Its drawbacks are that it has no demo account, and there are limited options to deposit or withdraw. It is also limited to U.S. clients and products.

The Bottom Line

Vanguard’s primary target audience is retirement investors with a relatively high account balance; if you fit these parameters, Vanguard is a great option for you. However, if you’re an active trader who needs a more powerful trading platform, or if you don’t meet the account minimum, you might want to look into non-Vanguard options. 

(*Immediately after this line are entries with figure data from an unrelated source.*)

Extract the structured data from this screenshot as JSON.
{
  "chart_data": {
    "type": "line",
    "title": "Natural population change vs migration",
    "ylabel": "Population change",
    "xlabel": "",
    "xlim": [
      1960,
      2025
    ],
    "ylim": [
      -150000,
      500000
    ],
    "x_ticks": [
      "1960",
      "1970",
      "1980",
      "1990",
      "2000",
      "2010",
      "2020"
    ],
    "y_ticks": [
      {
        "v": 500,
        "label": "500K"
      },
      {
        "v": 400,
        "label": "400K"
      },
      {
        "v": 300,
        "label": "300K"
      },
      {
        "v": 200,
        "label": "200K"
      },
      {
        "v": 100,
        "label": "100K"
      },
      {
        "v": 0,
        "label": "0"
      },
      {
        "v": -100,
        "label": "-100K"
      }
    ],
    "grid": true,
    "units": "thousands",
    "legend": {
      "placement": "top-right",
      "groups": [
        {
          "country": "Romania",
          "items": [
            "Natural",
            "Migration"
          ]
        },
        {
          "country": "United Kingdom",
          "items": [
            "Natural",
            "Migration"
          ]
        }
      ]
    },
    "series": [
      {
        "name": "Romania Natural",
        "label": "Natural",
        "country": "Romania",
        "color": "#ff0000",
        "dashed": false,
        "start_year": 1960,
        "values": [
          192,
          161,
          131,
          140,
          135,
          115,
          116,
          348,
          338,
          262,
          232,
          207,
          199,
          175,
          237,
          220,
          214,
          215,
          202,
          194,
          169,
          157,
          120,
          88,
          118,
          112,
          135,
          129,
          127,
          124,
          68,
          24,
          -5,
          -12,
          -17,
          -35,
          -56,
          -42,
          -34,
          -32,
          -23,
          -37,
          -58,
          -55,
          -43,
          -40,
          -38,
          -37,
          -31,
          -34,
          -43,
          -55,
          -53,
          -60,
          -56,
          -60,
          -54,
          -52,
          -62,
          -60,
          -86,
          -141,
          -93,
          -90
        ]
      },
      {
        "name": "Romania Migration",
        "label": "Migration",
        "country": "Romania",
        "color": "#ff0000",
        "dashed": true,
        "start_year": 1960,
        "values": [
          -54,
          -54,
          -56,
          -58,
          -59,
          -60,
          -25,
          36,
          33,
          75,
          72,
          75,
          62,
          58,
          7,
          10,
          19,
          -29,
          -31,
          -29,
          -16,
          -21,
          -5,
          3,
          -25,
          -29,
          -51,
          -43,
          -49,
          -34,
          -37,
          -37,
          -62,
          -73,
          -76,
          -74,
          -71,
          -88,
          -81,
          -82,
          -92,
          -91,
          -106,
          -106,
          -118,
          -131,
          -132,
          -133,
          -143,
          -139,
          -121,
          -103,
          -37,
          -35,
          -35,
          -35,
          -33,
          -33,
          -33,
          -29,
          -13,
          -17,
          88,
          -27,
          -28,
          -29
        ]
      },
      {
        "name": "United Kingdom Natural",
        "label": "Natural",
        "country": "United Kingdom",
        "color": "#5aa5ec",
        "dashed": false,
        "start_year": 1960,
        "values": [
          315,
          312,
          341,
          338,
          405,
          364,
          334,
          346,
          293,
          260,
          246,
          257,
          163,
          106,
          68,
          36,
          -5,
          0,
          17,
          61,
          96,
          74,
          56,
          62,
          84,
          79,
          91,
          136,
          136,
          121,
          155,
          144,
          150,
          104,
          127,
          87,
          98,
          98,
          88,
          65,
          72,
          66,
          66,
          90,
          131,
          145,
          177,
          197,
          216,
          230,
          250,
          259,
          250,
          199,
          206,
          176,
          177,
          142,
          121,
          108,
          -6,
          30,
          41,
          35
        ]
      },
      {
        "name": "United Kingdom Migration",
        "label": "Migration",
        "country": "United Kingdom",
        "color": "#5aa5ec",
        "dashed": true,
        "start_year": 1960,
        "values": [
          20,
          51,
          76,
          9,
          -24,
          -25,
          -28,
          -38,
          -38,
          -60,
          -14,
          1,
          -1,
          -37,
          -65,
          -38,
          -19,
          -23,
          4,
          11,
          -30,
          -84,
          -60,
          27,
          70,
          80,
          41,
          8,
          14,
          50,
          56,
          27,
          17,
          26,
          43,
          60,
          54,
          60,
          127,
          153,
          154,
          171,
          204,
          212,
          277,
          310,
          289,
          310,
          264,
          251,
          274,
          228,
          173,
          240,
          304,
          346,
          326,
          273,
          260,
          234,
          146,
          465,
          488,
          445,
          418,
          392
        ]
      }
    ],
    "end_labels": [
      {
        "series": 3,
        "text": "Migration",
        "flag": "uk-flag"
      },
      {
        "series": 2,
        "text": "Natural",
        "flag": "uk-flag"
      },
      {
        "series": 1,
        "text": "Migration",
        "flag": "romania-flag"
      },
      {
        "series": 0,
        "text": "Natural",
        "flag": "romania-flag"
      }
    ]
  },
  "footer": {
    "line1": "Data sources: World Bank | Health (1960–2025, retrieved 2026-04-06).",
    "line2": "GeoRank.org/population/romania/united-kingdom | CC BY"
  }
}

In any case, you should discuss your options with your financial advisor, and decide what brokerage account will best fit your needs. Vanguard offers personal investment advisor services as well. If you’re still curious about Vanguard, many publications publish a Vanguard Review each year to keep their readers up to date about how Vanguard brokerage services are changing, growing, and improving.

The information provided herein is for general informational purposes only and is not intended to provide tax, legal, or investment advice and should not be construed as an offer to sell, a solicitation of an offer to buy, or a recommendation of any security by Candor, its employees and affiliates, or any third-party. Any expressions of opinion or assumptions are for illustrative purposes only and are subject to change without notice. Past performance is not a guarantee of future results and the opinions presented herein should not be viewed as an indicator of future performance. Investing in securities involves risk. Loss of principal is possible.

Third-party data has been obtained from sources we believe to be reliable; however, its accuracy, completeness, or reliability cannot be guaranteed. Candor does not receive compensation to promote or discuss any particular Company; however, Candor, its employees and affiliates, and/or its clients may hold positions in securities of the Companies discussed.